Gregory (II.9) gave extended quotes from a lost history by Sulpicius Alexander. He said that the now lost Fasti Consulares mention that Theodomer, king of the Franks, son of Richimer, and Ascyla his mother, were slain by the sword (Theudomerem regem Francorum, filium Richimeris quondam, et Ascylam, matrem eius, gladio interfectos). The sequence of events implies that this happened in the early 5th century.

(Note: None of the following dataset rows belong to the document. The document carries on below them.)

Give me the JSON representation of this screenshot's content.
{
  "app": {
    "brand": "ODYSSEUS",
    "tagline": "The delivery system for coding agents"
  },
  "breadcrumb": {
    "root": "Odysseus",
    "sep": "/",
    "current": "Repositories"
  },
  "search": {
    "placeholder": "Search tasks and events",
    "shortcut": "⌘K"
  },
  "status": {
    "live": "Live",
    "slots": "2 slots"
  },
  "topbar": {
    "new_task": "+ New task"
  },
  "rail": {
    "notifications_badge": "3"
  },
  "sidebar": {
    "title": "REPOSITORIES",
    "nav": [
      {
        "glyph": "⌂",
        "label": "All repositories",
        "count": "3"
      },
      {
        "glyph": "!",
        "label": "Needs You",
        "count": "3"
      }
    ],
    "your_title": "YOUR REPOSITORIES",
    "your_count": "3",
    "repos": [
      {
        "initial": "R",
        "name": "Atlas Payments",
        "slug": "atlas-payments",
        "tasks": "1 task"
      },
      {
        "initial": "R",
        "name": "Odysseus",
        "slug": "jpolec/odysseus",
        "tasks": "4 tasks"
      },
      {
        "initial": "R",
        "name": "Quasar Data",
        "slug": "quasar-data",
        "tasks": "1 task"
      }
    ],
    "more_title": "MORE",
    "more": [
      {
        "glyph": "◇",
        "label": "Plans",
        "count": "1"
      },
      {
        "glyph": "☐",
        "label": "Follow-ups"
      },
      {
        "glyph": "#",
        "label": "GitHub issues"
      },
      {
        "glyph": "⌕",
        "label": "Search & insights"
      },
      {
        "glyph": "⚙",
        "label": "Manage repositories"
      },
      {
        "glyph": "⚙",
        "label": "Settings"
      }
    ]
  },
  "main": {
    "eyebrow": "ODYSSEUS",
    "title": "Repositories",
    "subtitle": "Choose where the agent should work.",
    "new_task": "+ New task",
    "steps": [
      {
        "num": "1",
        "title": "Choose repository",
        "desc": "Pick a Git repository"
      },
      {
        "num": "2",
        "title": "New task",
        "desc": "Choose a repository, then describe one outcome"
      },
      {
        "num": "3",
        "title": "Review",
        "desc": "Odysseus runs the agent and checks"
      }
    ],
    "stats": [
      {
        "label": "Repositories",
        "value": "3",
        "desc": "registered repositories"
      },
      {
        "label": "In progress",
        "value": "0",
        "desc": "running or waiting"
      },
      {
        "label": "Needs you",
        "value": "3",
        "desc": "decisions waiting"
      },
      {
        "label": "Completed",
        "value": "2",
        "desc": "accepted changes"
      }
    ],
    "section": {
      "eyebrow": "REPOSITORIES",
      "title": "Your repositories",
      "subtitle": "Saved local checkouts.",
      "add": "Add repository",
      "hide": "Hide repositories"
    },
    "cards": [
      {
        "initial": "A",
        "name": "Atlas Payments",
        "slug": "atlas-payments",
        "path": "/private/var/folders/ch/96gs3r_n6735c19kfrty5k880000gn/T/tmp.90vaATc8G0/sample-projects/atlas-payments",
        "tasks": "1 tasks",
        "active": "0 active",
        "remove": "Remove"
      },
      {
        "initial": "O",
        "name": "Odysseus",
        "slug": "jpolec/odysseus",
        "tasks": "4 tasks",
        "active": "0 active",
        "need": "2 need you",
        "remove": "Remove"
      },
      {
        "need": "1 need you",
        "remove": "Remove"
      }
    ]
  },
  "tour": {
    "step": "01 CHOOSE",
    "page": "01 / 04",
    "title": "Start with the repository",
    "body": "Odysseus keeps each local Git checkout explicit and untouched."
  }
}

The 7th-century Chronicles of Fredegar who calls Chlodio Theodemer's son. Much more is known about Theodemer's father and the family from which he descended. They belonged to the Frankish elite which since Emperor Valentinian I (364-375) supplied troops to the Roman army.

==Origin==
The family of Ricomer and Arbogast, which might have been Theodemer's family, belonged to the Frankish elite who were closely intertwined with the Roman military and political system in the late Roman period. He was the son of Richomer and Ascyla. Ricomer was magister militum praesentalis (one of the two commanders-in-chief of the Eastern Roman army) and consul in 384 under Emperor Theodosius I (379-395) . Nothing is known of his mother, but her name points to a Greek descent.

As the son of a high-ranking officer in the eastern part of the empire, Theodemer probably grew up in Constantinople and returned to his tribal relatives in North Gaul after his father's death in 493.

== Bibliography ==
- Gregory of Tours, Historia Francorum, book II, chapter 9.